Architecture incorporates the possibility of action which naturally is tied to a bodily reaction. Any structure that aims to be evocative should go beyond being a something to look at. Unsurprisingly, the same can be said about choreography. In the second half of the 20th century, J. J. Gibson challenged the concept of visual perception and demonstrated that it is part of a perceptual system which actively involves locomotor movement. This paper aims to demonstrate how architectural education can be enriched through digital spatial analysis tools which stem from the need for an enhanced bodily awareness for architects.

Even if the architect has internal processes of her own, it is the external forces that shape the architecture itself. From this dichotomy arises a gap, which I will engage with, not retreat from, by incorporating the body and movement into architectural creation. Although the phenomenon is a direct consequence of the Beaux-Arts system, especially in the 21st century, architecture has retreated into an exclusive and self-referential world. Although the architectural outcomes look radically different, the processes that are used to achieve these outcomes are similar.

Bringing together my post-doctoral research on the subject as well as experience from courses I have taught to architects on embodied design, this research will deal with the question of how the use of digital media in architectural design can propose creative conditions for movement and how movement creates similar openings for architecture. Architecture is taken here in the context not only of the built environment but in that of the multiple groundings and environments for movement. Finally, this re-shaping of space-creation through digital tools will be presented as an educational model based on the creation of an informed architecture that invites ways of moving through not just bodily gestures of the humans themselves but relational architectural interventions.

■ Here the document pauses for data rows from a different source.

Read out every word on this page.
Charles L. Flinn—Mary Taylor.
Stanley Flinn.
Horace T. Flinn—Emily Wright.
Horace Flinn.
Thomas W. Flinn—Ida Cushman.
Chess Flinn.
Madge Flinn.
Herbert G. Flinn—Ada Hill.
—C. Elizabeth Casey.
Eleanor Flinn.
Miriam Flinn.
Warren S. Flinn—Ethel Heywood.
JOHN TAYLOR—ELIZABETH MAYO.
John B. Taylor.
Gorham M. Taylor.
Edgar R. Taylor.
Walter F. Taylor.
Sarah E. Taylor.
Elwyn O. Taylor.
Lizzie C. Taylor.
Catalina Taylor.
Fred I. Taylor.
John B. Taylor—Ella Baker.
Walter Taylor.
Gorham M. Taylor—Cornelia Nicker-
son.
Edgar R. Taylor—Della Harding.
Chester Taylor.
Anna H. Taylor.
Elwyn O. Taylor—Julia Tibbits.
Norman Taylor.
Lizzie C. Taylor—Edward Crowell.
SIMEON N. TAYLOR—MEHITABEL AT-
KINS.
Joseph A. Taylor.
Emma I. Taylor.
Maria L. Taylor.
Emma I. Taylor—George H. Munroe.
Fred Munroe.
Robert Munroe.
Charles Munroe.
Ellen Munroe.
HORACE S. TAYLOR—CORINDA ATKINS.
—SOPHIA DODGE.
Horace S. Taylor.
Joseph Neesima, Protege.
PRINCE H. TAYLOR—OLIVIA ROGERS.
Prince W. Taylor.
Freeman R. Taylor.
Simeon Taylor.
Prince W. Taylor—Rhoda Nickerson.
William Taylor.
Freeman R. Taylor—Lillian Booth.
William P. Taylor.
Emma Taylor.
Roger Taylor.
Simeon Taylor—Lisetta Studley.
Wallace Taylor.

  • Banu Pekol. After attending Cognitive Science classes at Cornell University (USA) as an undergraduate student, Banu Pekol was educated at the Courtauld Institute of Art in London, UK, specializing on geometry and proportions in Western European Late Gothic Architecture. She completed her PhD at the Istanbul Technical University, in the department of Architectural History focusing on the reuse of historic structures for new purposes, and its meaning for design and collective memory. She has taught various theory, design and history courses at the Istanbul Technical University, Mimar Sinan Fine Arts University, Istanbul Bilgi University, Kadir Has University and Isık University. As a graduate of classical ballet and continuing to practice contemporary dance, she has been experimenting on methods to merge architecture and movement/dance, as part of the boDig collective. These experiments involve both theoretical work on perception, materiality and the virtual, and the use of new media in kinetic research, including real-time interaction, 3D models and actual sites.